Sandbox-first approach

Sandbox is not a toy; it is the engineering space where you rehearse payment behavior before production.

In sandbox, test these behaviors, not only successful payments:

  • 3DS challenge and resume
  • Hard decline and soft decline
  • Provider timeout and issuer unavailable
  • Capture/refund/void
  • Webhook retry and idempotency
  • Routing fallback

Production readiness

Before moving to production:

  • Separate sandbox and production credentials.
  • Keep provider credentials out of public docs and app logs; store them in secure secret management boundaries.
  • Payment/charge state transitions must be understood by the team.
  • Webhook handler must tolerate duplicate delivery.
  • Provider attempts must be visible via dashboard/trace.

Post-launch operations

Live operations is not only collecting payments. Payment infrastructure teams should monitor:

  • Provider-level success/decline distribution
  • Fallback usage rate
  • 3DS requires_action completion rate
  • Webhook delivery failure and retry count
  • Refund, void, and capture operations
  • Trace-based incident analysis

Which customer should choose which route?
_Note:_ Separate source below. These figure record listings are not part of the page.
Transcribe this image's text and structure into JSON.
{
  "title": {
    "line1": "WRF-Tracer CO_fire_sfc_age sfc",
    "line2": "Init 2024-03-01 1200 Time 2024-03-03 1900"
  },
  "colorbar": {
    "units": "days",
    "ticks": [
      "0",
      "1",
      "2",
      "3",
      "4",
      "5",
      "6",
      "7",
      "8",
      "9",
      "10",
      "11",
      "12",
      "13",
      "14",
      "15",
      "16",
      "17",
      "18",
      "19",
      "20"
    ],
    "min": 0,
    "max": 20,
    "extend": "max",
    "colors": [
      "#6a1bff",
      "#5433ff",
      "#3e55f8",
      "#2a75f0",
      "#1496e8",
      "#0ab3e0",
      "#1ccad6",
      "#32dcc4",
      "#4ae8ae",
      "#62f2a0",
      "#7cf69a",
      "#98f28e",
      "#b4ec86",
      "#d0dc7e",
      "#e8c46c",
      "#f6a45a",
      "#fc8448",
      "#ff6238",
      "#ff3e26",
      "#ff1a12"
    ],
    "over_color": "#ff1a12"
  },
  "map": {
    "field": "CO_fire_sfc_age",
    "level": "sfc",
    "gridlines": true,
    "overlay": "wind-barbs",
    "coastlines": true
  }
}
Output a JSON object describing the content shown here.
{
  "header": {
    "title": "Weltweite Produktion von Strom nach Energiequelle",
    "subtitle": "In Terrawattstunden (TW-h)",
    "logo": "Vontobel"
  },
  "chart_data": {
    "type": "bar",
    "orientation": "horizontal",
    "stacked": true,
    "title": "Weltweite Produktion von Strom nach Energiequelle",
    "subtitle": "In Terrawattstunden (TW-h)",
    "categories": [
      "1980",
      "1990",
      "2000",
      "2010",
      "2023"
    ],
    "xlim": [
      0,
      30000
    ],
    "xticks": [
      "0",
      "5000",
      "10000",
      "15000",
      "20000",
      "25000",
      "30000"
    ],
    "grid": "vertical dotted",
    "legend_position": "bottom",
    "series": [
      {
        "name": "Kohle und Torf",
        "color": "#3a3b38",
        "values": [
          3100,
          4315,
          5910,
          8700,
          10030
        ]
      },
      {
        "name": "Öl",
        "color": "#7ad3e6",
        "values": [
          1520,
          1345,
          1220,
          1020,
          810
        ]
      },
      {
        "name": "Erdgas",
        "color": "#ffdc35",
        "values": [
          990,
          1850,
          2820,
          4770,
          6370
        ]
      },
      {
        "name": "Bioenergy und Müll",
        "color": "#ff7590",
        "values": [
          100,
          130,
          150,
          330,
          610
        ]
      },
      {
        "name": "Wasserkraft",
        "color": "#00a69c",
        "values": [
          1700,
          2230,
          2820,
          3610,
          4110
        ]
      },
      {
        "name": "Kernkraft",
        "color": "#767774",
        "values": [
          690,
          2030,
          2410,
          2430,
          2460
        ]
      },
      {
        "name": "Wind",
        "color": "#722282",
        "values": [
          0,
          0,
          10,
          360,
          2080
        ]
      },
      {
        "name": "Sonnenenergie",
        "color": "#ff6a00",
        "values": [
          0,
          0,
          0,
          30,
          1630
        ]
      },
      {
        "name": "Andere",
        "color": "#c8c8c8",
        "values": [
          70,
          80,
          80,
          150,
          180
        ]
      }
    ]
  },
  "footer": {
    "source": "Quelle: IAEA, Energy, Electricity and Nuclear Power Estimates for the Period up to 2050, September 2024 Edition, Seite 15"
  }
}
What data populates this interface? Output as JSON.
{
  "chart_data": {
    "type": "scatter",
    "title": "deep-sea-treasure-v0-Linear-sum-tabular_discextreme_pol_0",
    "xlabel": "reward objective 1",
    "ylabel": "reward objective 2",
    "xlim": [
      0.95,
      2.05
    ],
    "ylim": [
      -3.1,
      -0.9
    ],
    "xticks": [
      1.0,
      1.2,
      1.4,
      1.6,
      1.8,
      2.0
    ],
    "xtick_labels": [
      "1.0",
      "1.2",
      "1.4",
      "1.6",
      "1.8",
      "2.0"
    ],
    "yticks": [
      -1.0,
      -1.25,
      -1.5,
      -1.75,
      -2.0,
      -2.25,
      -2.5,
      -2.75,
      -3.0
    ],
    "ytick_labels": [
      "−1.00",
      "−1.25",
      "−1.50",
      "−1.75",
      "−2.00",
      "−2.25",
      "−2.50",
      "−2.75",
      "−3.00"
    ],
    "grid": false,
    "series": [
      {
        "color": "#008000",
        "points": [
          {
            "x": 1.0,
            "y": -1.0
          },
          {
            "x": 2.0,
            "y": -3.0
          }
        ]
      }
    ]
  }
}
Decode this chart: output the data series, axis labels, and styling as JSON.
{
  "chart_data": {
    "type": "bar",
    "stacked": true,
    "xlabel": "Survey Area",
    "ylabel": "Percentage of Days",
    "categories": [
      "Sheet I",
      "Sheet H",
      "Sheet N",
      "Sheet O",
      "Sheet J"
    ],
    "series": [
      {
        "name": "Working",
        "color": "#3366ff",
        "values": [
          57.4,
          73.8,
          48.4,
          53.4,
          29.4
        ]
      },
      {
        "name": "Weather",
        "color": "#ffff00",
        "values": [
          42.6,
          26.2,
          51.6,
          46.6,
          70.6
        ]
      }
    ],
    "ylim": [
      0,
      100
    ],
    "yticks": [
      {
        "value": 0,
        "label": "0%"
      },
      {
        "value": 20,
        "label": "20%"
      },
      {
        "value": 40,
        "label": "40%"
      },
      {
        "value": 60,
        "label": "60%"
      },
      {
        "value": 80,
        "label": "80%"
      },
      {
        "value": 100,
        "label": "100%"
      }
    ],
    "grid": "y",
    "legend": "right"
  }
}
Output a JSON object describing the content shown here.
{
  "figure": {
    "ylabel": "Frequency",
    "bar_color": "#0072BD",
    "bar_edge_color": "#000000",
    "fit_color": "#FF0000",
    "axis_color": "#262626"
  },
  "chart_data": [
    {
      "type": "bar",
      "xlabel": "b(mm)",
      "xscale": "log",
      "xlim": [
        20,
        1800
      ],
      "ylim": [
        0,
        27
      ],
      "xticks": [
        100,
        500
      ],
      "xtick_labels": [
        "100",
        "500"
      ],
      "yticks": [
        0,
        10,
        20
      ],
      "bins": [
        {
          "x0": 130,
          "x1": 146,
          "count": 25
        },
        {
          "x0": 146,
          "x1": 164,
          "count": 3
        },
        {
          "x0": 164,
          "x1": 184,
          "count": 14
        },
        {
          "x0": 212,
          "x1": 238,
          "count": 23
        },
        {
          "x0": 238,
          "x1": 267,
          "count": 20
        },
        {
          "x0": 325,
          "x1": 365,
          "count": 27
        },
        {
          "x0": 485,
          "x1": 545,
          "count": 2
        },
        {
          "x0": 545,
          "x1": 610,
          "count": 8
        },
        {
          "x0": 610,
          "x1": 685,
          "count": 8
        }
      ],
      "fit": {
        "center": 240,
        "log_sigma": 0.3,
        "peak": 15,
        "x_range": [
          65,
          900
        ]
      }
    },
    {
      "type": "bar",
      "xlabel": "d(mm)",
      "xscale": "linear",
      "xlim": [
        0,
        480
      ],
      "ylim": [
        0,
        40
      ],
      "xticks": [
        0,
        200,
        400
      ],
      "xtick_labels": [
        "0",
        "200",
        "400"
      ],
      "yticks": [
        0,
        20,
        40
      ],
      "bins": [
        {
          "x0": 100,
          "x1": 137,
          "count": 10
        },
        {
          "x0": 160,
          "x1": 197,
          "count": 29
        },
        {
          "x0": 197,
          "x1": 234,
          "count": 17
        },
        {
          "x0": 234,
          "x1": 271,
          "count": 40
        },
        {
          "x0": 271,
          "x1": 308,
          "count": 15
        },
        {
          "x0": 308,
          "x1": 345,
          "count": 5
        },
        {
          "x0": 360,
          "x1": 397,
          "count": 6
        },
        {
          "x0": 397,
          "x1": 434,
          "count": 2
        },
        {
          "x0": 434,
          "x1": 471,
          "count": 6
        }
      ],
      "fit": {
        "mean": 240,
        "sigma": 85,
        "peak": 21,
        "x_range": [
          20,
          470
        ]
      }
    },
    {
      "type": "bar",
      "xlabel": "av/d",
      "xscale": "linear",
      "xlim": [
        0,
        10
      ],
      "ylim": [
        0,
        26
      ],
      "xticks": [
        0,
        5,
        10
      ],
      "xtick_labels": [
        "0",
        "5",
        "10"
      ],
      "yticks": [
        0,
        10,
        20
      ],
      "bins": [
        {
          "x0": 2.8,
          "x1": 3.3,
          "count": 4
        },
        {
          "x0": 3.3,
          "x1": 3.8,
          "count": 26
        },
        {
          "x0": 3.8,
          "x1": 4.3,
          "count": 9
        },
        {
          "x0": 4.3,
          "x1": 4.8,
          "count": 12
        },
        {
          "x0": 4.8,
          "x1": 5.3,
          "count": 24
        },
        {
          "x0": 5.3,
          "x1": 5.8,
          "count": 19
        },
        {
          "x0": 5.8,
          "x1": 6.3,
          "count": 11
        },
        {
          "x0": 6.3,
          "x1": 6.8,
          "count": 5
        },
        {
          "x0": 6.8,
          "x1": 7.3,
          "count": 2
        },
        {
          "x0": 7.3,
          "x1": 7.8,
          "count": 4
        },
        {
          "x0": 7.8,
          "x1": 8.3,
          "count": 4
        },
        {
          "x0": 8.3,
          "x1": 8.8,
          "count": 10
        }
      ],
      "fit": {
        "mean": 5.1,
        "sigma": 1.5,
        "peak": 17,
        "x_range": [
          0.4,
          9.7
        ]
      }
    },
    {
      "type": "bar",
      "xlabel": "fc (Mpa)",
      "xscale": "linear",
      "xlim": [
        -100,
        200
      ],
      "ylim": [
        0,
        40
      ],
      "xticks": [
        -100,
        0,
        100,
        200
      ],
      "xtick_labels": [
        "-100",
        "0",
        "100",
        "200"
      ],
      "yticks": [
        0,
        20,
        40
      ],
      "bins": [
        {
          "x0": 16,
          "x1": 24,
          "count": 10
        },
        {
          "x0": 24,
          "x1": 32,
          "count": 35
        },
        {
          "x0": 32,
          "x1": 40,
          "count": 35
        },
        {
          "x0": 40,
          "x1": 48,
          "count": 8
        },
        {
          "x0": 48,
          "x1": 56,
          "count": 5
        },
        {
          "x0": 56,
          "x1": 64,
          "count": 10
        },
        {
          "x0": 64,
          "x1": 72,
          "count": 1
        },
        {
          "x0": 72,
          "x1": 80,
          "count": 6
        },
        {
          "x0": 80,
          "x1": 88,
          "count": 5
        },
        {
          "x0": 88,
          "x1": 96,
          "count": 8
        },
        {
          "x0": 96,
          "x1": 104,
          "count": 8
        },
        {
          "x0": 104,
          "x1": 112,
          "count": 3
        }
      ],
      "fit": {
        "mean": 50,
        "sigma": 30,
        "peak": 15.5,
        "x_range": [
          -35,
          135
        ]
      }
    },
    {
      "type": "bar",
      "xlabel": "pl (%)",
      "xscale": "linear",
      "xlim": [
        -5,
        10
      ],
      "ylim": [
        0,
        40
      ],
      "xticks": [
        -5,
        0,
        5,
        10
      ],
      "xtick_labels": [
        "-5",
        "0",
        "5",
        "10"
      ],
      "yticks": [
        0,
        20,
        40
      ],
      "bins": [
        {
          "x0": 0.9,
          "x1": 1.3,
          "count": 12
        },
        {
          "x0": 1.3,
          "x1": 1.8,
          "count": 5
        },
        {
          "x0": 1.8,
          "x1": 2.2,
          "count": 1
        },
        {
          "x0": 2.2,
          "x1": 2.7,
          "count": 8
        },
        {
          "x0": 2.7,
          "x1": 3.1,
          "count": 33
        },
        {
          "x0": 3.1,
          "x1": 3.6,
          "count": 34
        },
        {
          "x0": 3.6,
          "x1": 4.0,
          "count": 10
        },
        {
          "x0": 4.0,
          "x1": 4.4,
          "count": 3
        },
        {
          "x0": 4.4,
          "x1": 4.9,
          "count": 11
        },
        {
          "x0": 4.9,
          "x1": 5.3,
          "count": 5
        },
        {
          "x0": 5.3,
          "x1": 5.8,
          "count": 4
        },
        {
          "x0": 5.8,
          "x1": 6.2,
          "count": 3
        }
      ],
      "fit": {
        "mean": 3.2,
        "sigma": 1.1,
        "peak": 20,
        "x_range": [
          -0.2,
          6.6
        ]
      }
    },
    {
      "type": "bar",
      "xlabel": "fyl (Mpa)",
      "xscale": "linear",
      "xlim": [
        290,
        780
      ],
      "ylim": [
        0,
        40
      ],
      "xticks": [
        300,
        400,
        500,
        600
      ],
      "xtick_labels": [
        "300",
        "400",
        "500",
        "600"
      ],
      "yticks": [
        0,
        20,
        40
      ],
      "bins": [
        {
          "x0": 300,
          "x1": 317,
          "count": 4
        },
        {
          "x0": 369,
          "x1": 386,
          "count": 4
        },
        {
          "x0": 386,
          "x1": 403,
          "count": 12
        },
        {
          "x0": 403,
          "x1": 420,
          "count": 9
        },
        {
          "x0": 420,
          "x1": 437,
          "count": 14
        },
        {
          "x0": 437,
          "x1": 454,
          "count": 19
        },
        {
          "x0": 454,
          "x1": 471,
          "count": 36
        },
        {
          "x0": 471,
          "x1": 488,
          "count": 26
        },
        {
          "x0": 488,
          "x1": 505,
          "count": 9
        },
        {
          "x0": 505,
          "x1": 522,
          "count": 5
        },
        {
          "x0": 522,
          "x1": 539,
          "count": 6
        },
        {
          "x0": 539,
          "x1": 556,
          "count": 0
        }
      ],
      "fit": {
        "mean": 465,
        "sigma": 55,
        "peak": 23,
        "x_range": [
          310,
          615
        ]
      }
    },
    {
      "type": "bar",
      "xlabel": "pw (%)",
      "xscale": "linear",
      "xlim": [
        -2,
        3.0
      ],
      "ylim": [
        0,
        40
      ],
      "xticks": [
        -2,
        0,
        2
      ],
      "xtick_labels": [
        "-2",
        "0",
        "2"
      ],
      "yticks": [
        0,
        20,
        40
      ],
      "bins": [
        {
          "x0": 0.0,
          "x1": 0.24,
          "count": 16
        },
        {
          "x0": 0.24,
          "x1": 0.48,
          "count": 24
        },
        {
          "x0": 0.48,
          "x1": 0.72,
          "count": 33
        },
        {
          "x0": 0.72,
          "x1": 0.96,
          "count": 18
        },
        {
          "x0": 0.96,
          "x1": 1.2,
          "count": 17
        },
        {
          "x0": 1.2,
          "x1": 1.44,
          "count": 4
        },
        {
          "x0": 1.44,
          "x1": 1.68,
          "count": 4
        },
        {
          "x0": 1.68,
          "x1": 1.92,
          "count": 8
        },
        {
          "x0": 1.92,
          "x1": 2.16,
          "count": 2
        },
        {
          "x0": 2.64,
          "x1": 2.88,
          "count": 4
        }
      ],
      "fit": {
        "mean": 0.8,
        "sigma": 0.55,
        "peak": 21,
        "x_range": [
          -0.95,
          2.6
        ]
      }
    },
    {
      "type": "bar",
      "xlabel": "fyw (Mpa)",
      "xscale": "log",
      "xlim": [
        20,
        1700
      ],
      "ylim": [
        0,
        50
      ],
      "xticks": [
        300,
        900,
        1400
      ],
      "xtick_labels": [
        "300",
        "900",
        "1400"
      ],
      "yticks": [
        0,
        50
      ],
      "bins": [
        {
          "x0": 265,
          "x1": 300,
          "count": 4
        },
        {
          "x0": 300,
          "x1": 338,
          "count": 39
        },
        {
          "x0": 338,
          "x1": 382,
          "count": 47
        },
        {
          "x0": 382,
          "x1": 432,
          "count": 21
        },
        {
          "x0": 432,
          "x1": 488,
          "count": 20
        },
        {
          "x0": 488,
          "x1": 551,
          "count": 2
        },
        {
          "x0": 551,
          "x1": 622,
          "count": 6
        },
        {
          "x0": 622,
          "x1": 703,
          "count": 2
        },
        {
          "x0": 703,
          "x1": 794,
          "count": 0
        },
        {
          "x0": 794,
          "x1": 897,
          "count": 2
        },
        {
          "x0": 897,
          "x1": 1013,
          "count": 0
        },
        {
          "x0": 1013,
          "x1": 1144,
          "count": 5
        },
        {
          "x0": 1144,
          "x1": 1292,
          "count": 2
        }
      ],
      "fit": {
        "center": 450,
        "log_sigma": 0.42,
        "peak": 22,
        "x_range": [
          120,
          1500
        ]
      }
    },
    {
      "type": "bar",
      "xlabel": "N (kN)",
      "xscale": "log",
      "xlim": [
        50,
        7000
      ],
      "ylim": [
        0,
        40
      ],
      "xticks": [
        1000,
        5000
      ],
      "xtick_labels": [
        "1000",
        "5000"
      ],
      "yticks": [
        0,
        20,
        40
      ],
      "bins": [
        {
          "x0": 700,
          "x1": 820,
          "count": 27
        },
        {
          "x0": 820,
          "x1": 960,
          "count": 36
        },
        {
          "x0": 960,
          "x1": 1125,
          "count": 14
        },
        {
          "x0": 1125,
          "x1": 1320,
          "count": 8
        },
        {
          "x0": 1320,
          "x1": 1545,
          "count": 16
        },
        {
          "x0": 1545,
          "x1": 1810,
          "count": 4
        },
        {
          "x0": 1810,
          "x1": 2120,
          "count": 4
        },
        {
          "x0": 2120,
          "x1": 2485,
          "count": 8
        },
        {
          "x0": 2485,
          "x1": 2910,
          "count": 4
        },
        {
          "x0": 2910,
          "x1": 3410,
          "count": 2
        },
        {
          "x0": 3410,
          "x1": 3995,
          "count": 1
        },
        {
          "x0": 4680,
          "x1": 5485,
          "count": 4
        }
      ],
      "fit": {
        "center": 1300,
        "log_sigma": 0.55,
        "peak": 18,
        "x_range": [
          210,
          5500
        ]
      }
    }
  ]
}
If you want to start fast, use Hosted Checkout. If you need UI control and a custom backend flow, use API-only. If provider behavior, routing, and fallback are critical, follow the Provider and Adapter model + Routing Simulation route.

Do not treat anything not marked on the roadmap or as a future capability as a production guarantee; verify current API Reference and environment settings before live integration.